Robert Tade, Livestockfeeds Plc
Abimbola Akosile
Despite the global economic challenges and exacerbating high cost of critical raw materials, Livestockfeeds Plc has recorded an astonishing 80 percent growth in performance.
This fact was revealed by the Chairman of the company, Robert Tade, in the 2011 annual report and accounts where he stated that the manufacturing sector especially the flour milling constituency faced enormous challenges during the year.
“Capacity utilisation further decline to about 45 percent and the sector was generally bugged down by the perennial business environmental problems which include acute state of infrastructural decay, especially energy, smuggling and unbridled dumping of cheap substandard goods,” he said.
According to him other challenges faced by the sector include high cost of funds and inadequacy of long-term loan windows to support long gestation investments.
He also mentioned threat to the political and economic stability of the country as a result of the unfortunate and continuing religious and political upheavals especially in the northern geo-political zones of the country.
According to Tade commodity prices experienced an upward shoot worldwide fuelled by the shortages/natural disasters, further compounded by the increasing demands from emerging and developing economies like Brazil, India, and also China who have been experiencing relative robust economic growth.
“The overall business environment was particularly tough for the sub-sector in 2011, largely driven by the excruciating high cost of vegetable protein materials, further aggravated by the harsh operating environment. The associated rising costs invariably led to incessant product price increases fuelling very strong customer price objections,” he said.
He remarked that margins remained thin especially for millers who lacked strategic leverage for inventory acquisition as it became extremely difficult to optimally recover cost owing to intense competitive pressures resulting to price wars.
He also disclosed that most toll millers shut down their businesses, while the very few that remained in business scaled down operation, as it became increasingly difficult to mobilise much more expanded required financial resources required to purchase and keep the same inventory of vegetable protein materials, whose prices had increased by over 100 percent compared to what it was early in the year.

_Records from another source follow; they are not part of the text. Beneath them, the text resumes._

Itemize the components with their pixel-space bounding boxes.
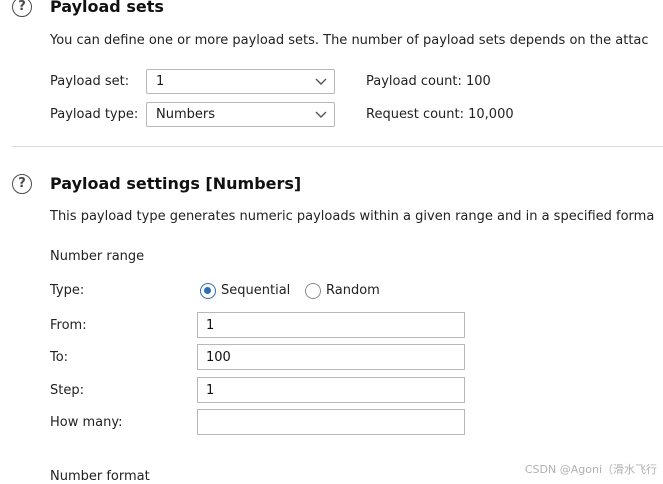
step-label: Step: (50, 383, 84, 398)
section-divider (12, 146, 663, 147)
how-many-input[interactable] (197, 409, 465, 435)
random-radio[interactable] (305, 283, 321, 299)
payload-set-label: Payload set: (50, 74, 130, 89)
payload-set-value: 1 (156, 74, 165, 89)
payload-type-value: Numbers (156, 107, 215, 122)
to-input[interactable] (197, 344, 465, 370)
payload-settings-title: Payload settings [Numbers] (50, 174, 302, 193)
request-count: Request count: 10,000 (366, 107, 514, 122)
random-label[interactable]: Random (326, 283, 380, 298)
type-label: Type: (50, 283, 85, 298)
number-format-heading: Number format (50, 469, 150, 484)
help-icon[interactable]: ? (12, 0, 32, 17)
from-label: From: (50, 318, 87, 333)
chevron-down-icon (315, 111, 327, 118)
payload-settings-description: This payload type generates numeric payl… (50, 209, 655, 224)
number-range-heading: Number range (50, 249, 145, 264)
how-many-label: How many: (50, 415, 123, 430)
to-label: To: (50, 350, 69, 365)
payload-count: Payload count: 100 (366, 74, 491, 89)
payload-type-label: Payload type: (50, 107, 139, 122)
payload-sets-description: You can define one or more payload sets.… (50, 33, 649, 48)
sequential-label[interactable]: Sequential (221, 283, 290, 298)
step-input[interactable] (197, 377, 465, 403)
payload-set-dropdown[interactable]: 1 (146, 69, 335, 94)
chevron-down-icon (315, 78, 327, 85)
payload-sets-title: Payload sets (50, 0, 164, 16)
payload-type-dropdown[interactable]: Numbers (146, 102, 335, 127)
help-icon[interactable]: ? (12, 174, 32, 194)
watermark: CSDN @Agoni（滑水飞行 (524, 463, 657, 476)
from-input[interactable] (197, 312, 465, 338)
sequential-radio[interactable] (200, 283, 216, 299)
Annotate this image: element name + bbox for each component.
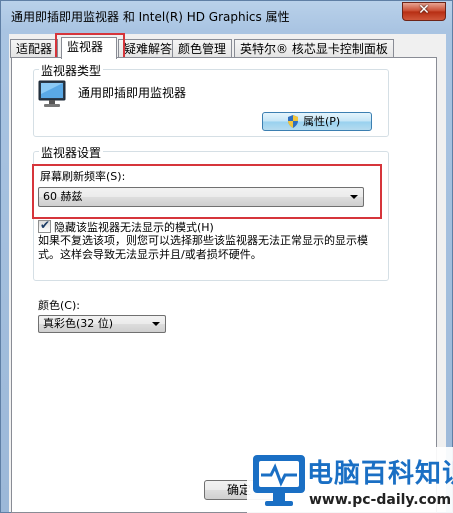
tab-color-management[interactable]: 颜色管理 <box>172 39 233 58</box>
hide-modes-description: 如果不复选该项，则您可以选择那些该监视器无法正常显示的显示模式。这样会导致无法显… <box>38 234 368 261</box>
close-icon: ✕ <box>418 2 430 18</box>
check-icon: ✔ <box>40 218 51 232</box>
shield-icon <box>288 115 298 128</box>
properties-button[interactable]: 属性(P) <box>262 112 372 131</box>
watermark-title: 电脑百科知识 <box>307 459 453 489</box>
monitor-logo-icon <box>253 455 305 506</box>
colors-value: 真彩色(32 位) <box>43 317 114 330</box>
tab-adapter[interactable]: 适配器 <box>10 39 59 58</box>
refresh-rate-label: 屏幕刷新频率(S): <box>40 170 126 183</box>
tab-strip: 适配器 监视器 疑难解答 颜色管理 英特尔® 核芯显卡控制面板 <box>8 37 445 59</box>
refresh-rate-value: 60 赫兹 <box>43 190 83 203</box>
colors-label: 颜色(C): <box>38 299 80 312</box>
chevron-down-icon <box>350 195 358 199</box>
monitor-name: 通用即插即用监视器 <box>78 86 187 100</box>
properties-button-label: 属性(P) <box>303 115 341 128</box>
monitor-type-title: 监视器类型 <box>39 62 104 79</box>
title-bar[interactable]: 通用即插即用监视器 和 Intel(R) HD Graphics 属性 ✕ <box>1 1 452 31</box>
monitor-icon <box>38 80 66 107</box>
watermark-url: www.pc-daily.com <box>309 492 452 508</box>
hide-modes-checkbox[interactable]: ✔ <box>38 218 51 233</box>
colors-select[interactable]: 真彩色(32 位) <box>38 315 166 333</box>
tab-troubleshoot[interactable]: 疑难解答 <box>118 39 179 58</box>
tab-intel-control-panel[interactable]: 英特尔® 核芯显卡控制面板 <box>234 39 394 58</box>
hide-modes-label[interactable]: 隐藏该监视器无法显示的模式(H) <box>54 219 214 235</box>
monitor-settings-title: 监视器设置 <box>39 144 104 161</box>
close-button[interactable]: ✕ <box>402 2 446 21</box>
window-title: 通用即插即用监视器 和 Intel(R) HD Graphics 属性 <box>11 10 290 24</box>
tab-monitor[interactable]: 监视器 <box>61 37 117 59</box>
watermark: 电脑百科知识 www.pc-daily.com <box>247 447 453 513</box>
chevron-down-icon <box>152 322 160 326</box>
refresh-rate-select[interactable]: 60 赫兹 <box>38 187 364 207</box>
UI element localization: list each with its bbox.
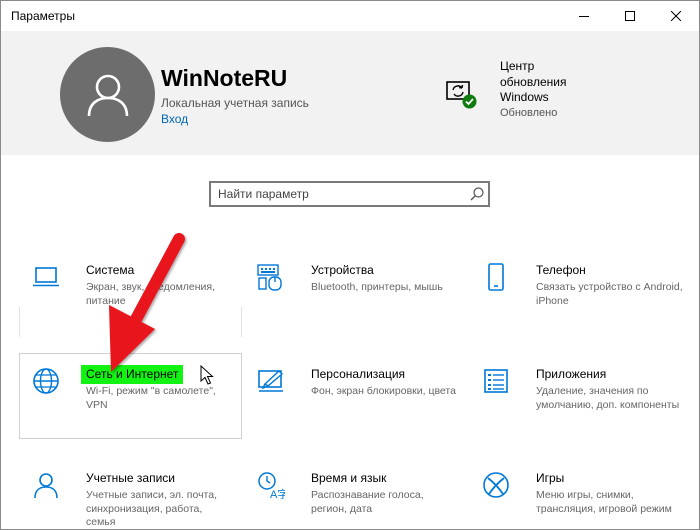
tile-title: Учетные записи [86,471,175,485]
signin-link[interactable]: Вход [161,112,188,126]
person-icon [34,473,58,499]
tile-description: Удаление, значения по умолчанию, доп. ко… [536,385,680,411]
devices-icon [257,264,282,291]
tile-title: Персонализация [311,367,406,381]
minimize-icon [579,16,589,17]
tile-title: Устройства [311,263,374,277]
close-button[interactable] [653,1,699,31]
tile-description: Wi-Fi, режим "в самолете", VPN [86,385,216,411]
maximize-button[interactable] [607,1,653,31]
laptop-icon [33,267,59,287]
tile-devices[interactable]: Устройства Bluetooth, принтеры, мышь [257,263,457,323]
tile-accounts[interactable]: Учетные записи Учетные записи, эл. почта… [32,471,232,529]
xbox-icon [483,472,509,498]
tile-time-language[interactable]: A字 Время и язык Распознавание голоса, ре… [257,471,457,529]
mouse-cursor-icon [200,365,214,385]
account-type: Локальная учетная запись [161,96,309,110]
tile-title: Система [86,263,135,277]
user-icon [87,74,128,116]
phone-icon [488,263,504,291]
user-name: WinNoteRU [161,65,288,91]
tile-title: Приложения [536,367,607,381]
update-title[interactable]: Центр обновления Windows [500,59,590,106]
user-avatar[interactable] [60,47,155,142]
minimize-button[interactable] [561,1,607,31]
tile-description: Bluetooth, принтеры, мышь [311,281,443,293]
tile-title: Игры [536,471,565,485]
tile-apps[interactable]: Приложения Удаление, значения по умолчан… [482,367,682,427]
globe-icon [33,368,59,394]
highlighted-label: Сеть и Интернет [81,365,184,384]
tile-gaming[interactable]: Игры Меню игры, снимки, трансляция, игро… [482,471,682,529]
tile-phone[interactable]: Телефон Связать устройство с Android, iP… [482,263,683,323]
maximize-icon [625,11,635,21]
tile-description: Фон, экран блокировки, цвета [311,385,456,397]
search-icon[interactable] [469,186,485,202]
tile-title: Телефон [536,263,586,277]
search-placeholder: Найти параметр [218,187,309,201]
tile-description: Связать устройство с Android, iPhone [536,281,683,307]
update-status: Обновлено [500,107,558,119]
tile-title: Время и язык [311,471,387,485]
tile-personalization[interactable]: Персонализация Фон, экран блокировки, цв… [257,367,457,427]
windows-update-icon[interactable] [445,77,479,111]
apps-icon [484,369,508,393]
time-language-icon: A字 [258,472,285,499]
tile-system[interactable]: Система Экран, звук, уведомления, питани… [32,263,232,323]
svg-text:A字: A字 [270,487,285,499]
tile-description: Учетные записи, эл. почта, синхронизация… [86,489,217,528]
close-icon [671,11,681,21]
tile-description: Меню игры, снимки, трансляция, игровой р… [536,489,672,515]
settings-window: Параметры WinNoteRU Локальная учетная за… [0,0,700,530]
tile-description: Экран, звук, уведомления, питание [86,281,216,307]
tile-description: Распознавание голоса, регион, дата [311,489,424,515]
search-input[interactable]: Найти параметр [209,181,490,207]
title-bar[interactable]: Параметры [1,1,699,31]
tile-title: Сеть и Интернет [81,365,184,384]
window-title: Параметры [11,9,75,23]
personalization-icon [258,370,284,392]
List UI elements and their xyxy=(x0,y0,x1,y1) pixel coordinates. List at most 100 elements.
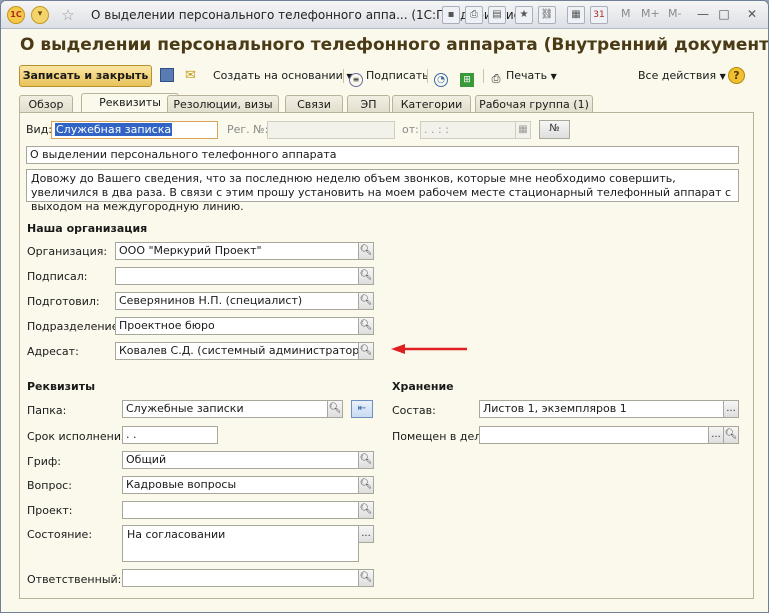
prepared-label: Подготовил: xyxy=(27,295,100,308)
grif-field[interactable]: Общий xyxy=(122,451,359,469)
mail-icon[interactable]: ✉ xyxy=(185,67,196,85)
case-field[interactable] xyxy=(479,426,709,444)
organization-label: Организация: xyxy=(27,245,108,258)
reg-number-field[interactable] xyxy=(267,121,395,139)
reg-number-label: Рег. №: xyxy=(227,123,269,136)
folder-field[interactable]: Служебные записки xyxy=(122,400,328,418)
sign-label: Подписать xyxy=(366,69,429,82)
tab-categories[interactable]: Категории xyxy=(392,95,471,113)
vid-field[interactable]: Служебная записка xyxy=(51,121,218,139)
search-icon[interactable]: 🔍︎ xyxy=(358,501,374,519)
minimize-icon[interactable]: — xyxy=(693,5,713,23)
subject-field[interactable]: О выделении персонального телефонного ап… xyxy=(26,146,739,164)
chevron-down-icon: ▼ xyxy=(550,72,557,81)
save-icon[interactable] xyxy=(160,67,177,85)
tab-overview[interactable]: Обзор xyxy=(19,95,73,113)
maximize-icon[interactable]: □ xyxy=(714,5,734,23)
structure-icon[interactable]: ⊞ xyxy=(460,67,477,87)
divider xyxy=(343,69,344,83)
link-icon[interactable]: ⛓ xyxy=(538,6,556,24)
case-label: Помещен в дело: xyxy=(392,430,492,443)
tab-links[interactable]: Связи xyxy=(285,95,343,113)
more-button[interactable]: ... xyxy=(708,426,724,444)
m-button[interactable]: M xyxy=(621,7,631,20)
add-favorite-icon[interactable]: ★ xyxy=(515,6,533,24)
tab-requisites[interactable]: Реквизиты xyxy=(81,93,179,114)
calendar-picker-icon[interactable]: ▦ xyxy=(515,121,531,139)
responsible-label: Ответственный: xyxy=(27,573,122,586)
deadline-label: Срок исполнения: xyxy=(27,430,132,443)
deadline-field[interactable]: . . xyxy=(122,426,218,444)
sign-button[interactable]: ≡ Подписать xyxy=(349,67,429,87)
date-from-field[interactable]: . . : : xyxy=(420,121,516,139)
department-label: Подразделение: xyxy=(27,320,123,333)
search-icon[interactable]: 🔍︎ xyxy=(358,267,374,285)
folder-label: Папка: xyxy=(27,404,67,417)
grif-label: Гриф: xyxy=(27,455,61,468)
project-field[interactable] xyxy=(122,501,359,519)
requisites-section-heading: Реквизиты xyxy=(27,380,96,393)
print-label: Печать xyxy=(506,69,548,82)
preview-icon[interactable]: ▤ xyxy=(488,6,506,24)
more-button[interactable]: ... xyxy=(358,525,374,543)
create-based-on-button[interactable]: Создать на основании ▼ xyxy=(213,67,353,85)
window-title: О выделении персонального телефонного ап… xyxy=(91,8,526,22)
department-field[interactable]: Проектное бюро xyxy=(115,317,359,335)
search-icon[interactable]: 🔍︎ xyxy=(358,569,374,587)
favorite-star-icon[interactable]: ☆ xyxy=(59,6,77,24)
content-textarea[interactable]: Довожу до Вашего сведения, что за послед… xyxy=(26,169,739,213)
divider xyxy=(483,69,484,83)
create-based-on-label: Создать на основании xyxy=(213,69,343,82)
1c-logo-icon[interactable]: 1С xyxy=(7,6,25,24)
storage-section-heading: Хранение xyxy=(392,380,454,393)
printer-icon: ⎙ xyxy=(491,72,501,85)
question-field[interactable]: Кадровые вопросы xyxy=(122,476,359,494)
close-icon[interactable]: ✕ xyxy=(742,5,762,23)
state-label: Состояние: xyxy=(27,528,93,541)
app-window: 1С ▾ ☆ О выделении персонального телефон… xyxy=(0,0,769,613)
sign-icon: ≡ xyxy=(349,73,363,87)
search-icon[interactable]: 🔍︎ xyxy=(358,476,374,494)
save-disk-icon[interactable]: ▪ xyxy=(442,6,460,24)
search-icon[interactable]: 🔍︎ xyxy=(358,242,374,260)
vid-label: Вид: xyxy=(26,123,53,136)
composition-field[interactable]: Листов 1, экземпляров 1 xyxy=(479,400,724,418)
addressee-field[interactable]: Ковалев С.Д. (системный администратор) xyxy=(115,342,359,360)
all-actions-button[interactable]: Все действия ▼ xyxy=(638,67,726,85)
print-icon[interactable]: ⎙ xyxy=(465,6,483,24)
addressee-label: Адресат: xyxy=(27,345,79,358)
m-plus-button[interactable]: M+ xyxy=(641,7,660,20)
tab-work-group[interactable]: Рабочая группа (1) xyxy=(475,95,593,113)
red-arrow-icon xyxy=(391,344,467,354)
composition-label: Состав: xyxy=(392,404,436,417)
clock-icon[interactable]: ◔ xyxy=(434,67,451,87)
folder-select-icon[interactable]: ⇤ xyxy=(351,400,373,418)
signed-field[interactable] xyxy=(115,267,359,285)
number-button[interactable]: № xyxy=(539,120,570,139)
main-menu-icon[interactable]: ▾ xyxy=(31,6,49,24)
tab-signature[interactable]: ЭП xyxy=(347,95,390,113)
tab-resolutions[interactable]: Резолюции, визы xyxy=(167,95,279,113)
m-minus-button[interactable]: M- xyxy=(668,7,681,20)
search-icon[interactable]: 🔍︎ xyxy=(327,400,343,418)
search-icon[interactable]: 🔍︎ xyxy=(358,292,374,310)
organization-field[interactable]: ООО "Меркурий Проект" xyxy=(115,242,359,260)
more-button[interactable]: ... xyxy=(723,400,739,418)
calculator-icon[interactable]: ▦ xyxy=(567,6,585,24)
responsible-field[interactable] xyxy=(122,569,359,587)
search-icon[interactable]: 🔍︎ xyxy=(723,426,739,444)
page-title: О выделении персонального телефонного ап… xyxy=(20,35,769,55)
org-section-heading: Наша организация xyxy=(27,222,148,235)
all-actions-label: Все действия xyxy=(638,69,717,82)
search-icon[interactable]: 🔍︎ xyxy=(358,342,374,360)
date-from-label: от: xyxy=(402,123,419,136)
search-icon[interactable]: 🔍︎ xyxy=(358,317,374,335)
question-label: Вопрос: xyxy=(27,479,72,492)
save-and-close-button[interactable]: Записать и закрыть xyxy=(19,65,152,87)
search-icon[interactable]: 🔍︎ xyxy=(358,451,374,469)
calendar-icon[interactable]: 31 xyxy=(590,6,608,24)
prepared-field[interactable]: Северянинов Н.П. (специалист) xyxy=(115,292,359,310)
state-field[interactable]: На согласовании xyxy=(122,525,359,562)
help-icon[interactable]: ? xyxy=(728,67,745,84)
print-button[interactable]: ⎙ Печать ▼ xyxy=(489,67,557,85)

However he also disclosed that the company’s cost of sales increased by About two percent when compared to 2010, and turnover increased from N2 billion in 2010 to N3.6 billion indicating a whooping 80 percent growth in performance.
“In the same vein profit before tax was N150.9 million, rising by about 185 percent over last year, while profit after tax stood at N97 million or 245 percent improvement over 2010 Our earnings per share also significantly increased, closing at 8.14 kobo per share, a clear 245 percent increase, compared to 2.36kobo in 2010,” he said.
He said that these results generally indicate improving efficiency in the overall utilisation of resources by the company’s management team in the face of very excruciating difficulties and pointed out that from the signs already being manifested early in the year propelled by the unbridled scarcity and high cost of virtually all feed raw materials that the challenges of 2012 are going to be even greater.
“I am however assured and very confident that our company would as usual overcome and turn these emergent challenges into opportunities and strength. We therefore anticipate a more robust, rewarding and excellent performance during the financial year, while also ensuring improvements in costs required to enhance our product quality and competitiveness,” he said.
He revealed that the Board bearing in mind the need to inject additional capital into the company had been on the look-out for a credible investor.
“I am happy to inform you that this objective has been met and I am therefore happy to present UACN Plc to you as the proposed new core investor in Livestockfeeds Plc with intention of taking 51 percent of the issued share capital by way of special placement,” he said.